PURPOSE The EGR system is used to lower NOx (oxides of nitrogen) emission levels caused by high combustion temperature. it does this by decreasing combustion temperature.
the main element of the system is the digital EGR valve.
the digital EGR valve feeds small amounts of exhaust gas back into the intake manifold and then into the combustion chamber.

OPERATION The digital EGR valve is designed to accurately supply EGR to an engine, independent of intake manifold vacuum. the valve controls EGR flow from the exhaust to the intake manifold through thress orifices, which increment in size, to produce seven combinations. when a solenoid is energized, the armature, with attached shaft and swival pintle, is lifted opening the orifice. The flow accuracy is dependent on metering orifice size only, which results in improved control.
The swivel pintle feature insures good sealing of exhaust gas, reducing the need of critical assembly alignment. in addition, the effects of EGR leakage on idle quality are reduce because the shaft and seals are exposed to exhaust pressure instead of manifold vacuum. the shafts are seal from the exhaust chamber by floating seals held in place by the seal spring. these springs also hold the upper seals that seal the armature cavity in the solenoids.
the solenoid coils are fastened together to maximize reliability and to seal the coil from the environment. the coil use a common power terminal with individual ground terminals.
the digital EGR valve is oprned by the ECM QDM, grounding each respective solenoid circuit.
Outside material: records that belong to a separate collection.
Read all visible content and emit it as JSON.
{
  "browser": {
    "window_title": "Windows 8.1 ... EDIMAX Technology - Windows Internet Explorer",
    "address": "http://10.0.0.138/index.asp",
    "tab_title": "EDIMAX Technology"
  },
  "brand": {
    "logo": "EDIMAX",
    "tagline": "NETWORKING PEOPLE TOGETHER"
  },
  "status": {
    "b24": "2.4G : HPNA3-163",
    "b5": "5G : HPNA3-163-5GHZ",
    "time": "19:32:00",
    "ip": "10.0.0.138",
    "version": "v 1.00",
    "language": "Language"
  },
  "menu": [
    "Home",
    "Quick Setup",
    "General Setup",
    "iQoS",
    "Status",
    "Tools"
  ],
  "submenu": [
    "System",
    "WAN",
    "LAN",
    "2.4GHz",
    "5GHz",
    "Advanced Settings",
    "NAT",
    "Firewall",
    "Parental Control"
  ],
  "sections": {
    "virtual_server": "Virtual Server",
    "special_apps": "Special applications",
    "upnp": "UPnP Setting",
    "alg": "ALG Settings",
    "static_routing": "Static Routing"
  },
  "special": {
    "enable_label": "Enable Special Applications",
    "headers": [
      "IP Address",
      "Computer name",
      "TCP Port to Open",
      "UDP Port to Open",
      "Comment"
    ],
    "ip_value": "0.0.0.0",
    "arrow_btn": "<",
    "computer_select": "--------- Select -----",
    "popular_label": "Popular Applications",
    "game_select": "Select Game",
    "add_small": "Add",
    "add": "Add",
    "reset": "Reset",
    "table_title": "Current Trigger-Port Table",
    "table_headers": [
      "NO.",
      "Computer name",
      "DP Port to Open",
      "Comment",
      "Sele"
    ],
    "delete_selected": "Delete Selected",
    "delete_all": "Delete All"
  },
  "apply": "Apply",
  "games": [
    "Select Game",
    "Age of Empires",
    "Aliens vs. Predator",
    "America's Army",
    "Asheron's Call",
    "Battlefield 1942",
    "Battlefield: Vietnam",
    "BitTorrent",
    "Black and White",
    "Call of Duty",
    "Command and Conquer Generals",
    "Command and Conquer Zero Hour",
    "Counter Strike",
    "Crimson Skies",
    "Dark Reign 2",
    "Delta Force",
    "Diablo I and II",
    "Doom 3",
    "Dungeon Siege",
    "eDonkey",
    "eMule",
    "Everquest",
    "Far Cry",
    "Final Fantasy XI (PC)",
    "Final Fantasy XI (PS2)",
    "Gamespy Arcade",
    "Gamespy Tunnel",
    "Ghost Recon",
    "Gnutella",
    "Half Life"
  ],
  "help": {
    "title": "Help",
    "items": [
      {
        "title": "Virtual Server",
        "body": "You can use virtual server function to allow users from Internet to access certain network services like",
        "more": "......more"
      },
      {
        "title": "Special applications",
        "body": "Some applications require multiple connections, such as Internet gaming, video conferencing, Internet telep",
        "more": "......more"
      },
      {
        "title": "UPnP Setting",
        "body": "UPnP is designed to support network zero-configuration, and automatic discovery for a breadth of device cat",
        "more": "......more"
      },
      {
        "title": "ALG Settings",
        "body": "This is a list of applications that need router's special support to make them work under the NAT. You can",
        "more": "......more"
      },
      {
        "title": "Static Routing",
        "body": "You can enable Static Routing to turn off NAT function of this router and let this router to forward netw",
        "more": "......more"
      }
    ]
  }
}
This activates the solenoid, raises the pintle, and allows exhaust gas flow into the intake manifold. the exhaust gas then moves with air/fuel mixture into the combustion chamber. if toomuch exhaust gas enter, combustion will not occur. for this reason, very little exhaust gas is allowed to pass throgh the valve, especially at idle. the EGR valve is usually open under the following conditions:
* warm engine operation.
* above idle speed.

to regulate EGR flow, the ecm controls the EGR solenoids to vary the amount of EGR flow. the EGR uses information from the following sensor to regulate the solenoid:
* coolant temperature sensor (CTS)
* throttle position sensor
* mass air flow (MAF) sensor
Too much EGR flow at idle, cruise, or cold operation, any of the following conditions may occur:
* engine stops after cold start
* engine stops at idle after deceleration
* rough idle.
too little or no EGR flow allows combustion temperatures to get too high. this could cause.
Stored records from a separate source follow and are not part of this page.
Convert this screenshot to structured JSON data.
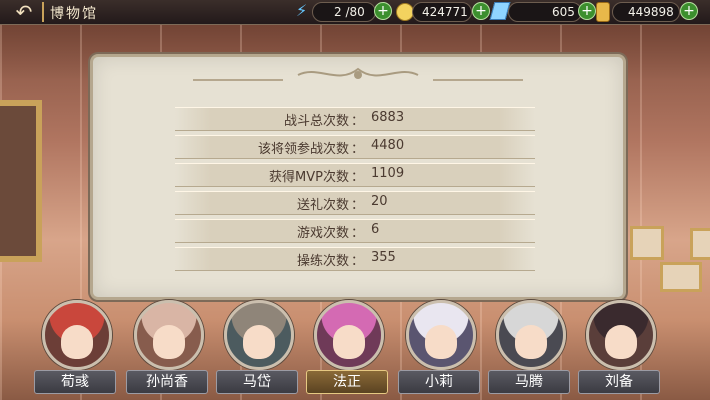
{
  "header": {
    "title": "博物馆",
    "back_icon": "back-arrow-icon"
  },
  "resources": {
    "stamina": "2 /80",
    "coins": "424771",
    "gems": "605",
    "gold": "449898"
  },
  "stats": [
    {
      "label": "战斗总次数",
      "value": "6883"
    },
    {
      "label": "该将领参战次数",
      "value": "4480"
    },
    {
      "label": "获得MVP次数",
      "value": "1109"
    },
    {
      "label": "送礼次数",
      "value": "20"
    },
    {
      "label": "游戏次数",
      "value": "6"
    },
    {
      "label": "操练次数",
      "value": "355"
    }
  ],
  "stat_colon": "：",
  "characters": [
    {
      "name": "荀彧",
      "hair": "#c9473c",
      "bg": "#6c3e37",
      "selected": false
    },
    {
      "name": "孙尚香",
      "hair": "#d9b5a5",
      "bg": "#875c4d",
      "selected": false
    },
    {
      "name": "马岱",
      "hair": "#8f8579",
      "bg": "#4c5b5f",
      "selected": false
    },
    {
      "name": "法正",
      "hair": "#d46ab3",
      "bg": "#6f3a58",
      "selected": true
    },
    {
      "name": "小莉",
      "hair": "#e9e6f0",
      "bg": "#5a5570",
      "selected": false
    },
    {
      "name": "马腾",
      "hair": "#d7d7d7",
      "bg": "#4a4a52",
      "selected": false
    },
    {
      "name": "刘备",
      "hair": "#3a2a2e",
      "bg": "#5a3e3a",
      "selected": false
    }
  ]
}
* spark knock (detonation)
* engine overheating.
* emission test failure.

A fuel pump with over a 100,000 mile will also cause a stalling situation dueing stopping while driving. Yes, the fuel pump will keep the car running and drivingO.K., and you will only notice the car will shut off "SOMETIME" when coming to a complete stop with no SES light. So a poor performaning fuel pump and clog gas filter will cause a stalling issue with no SES light.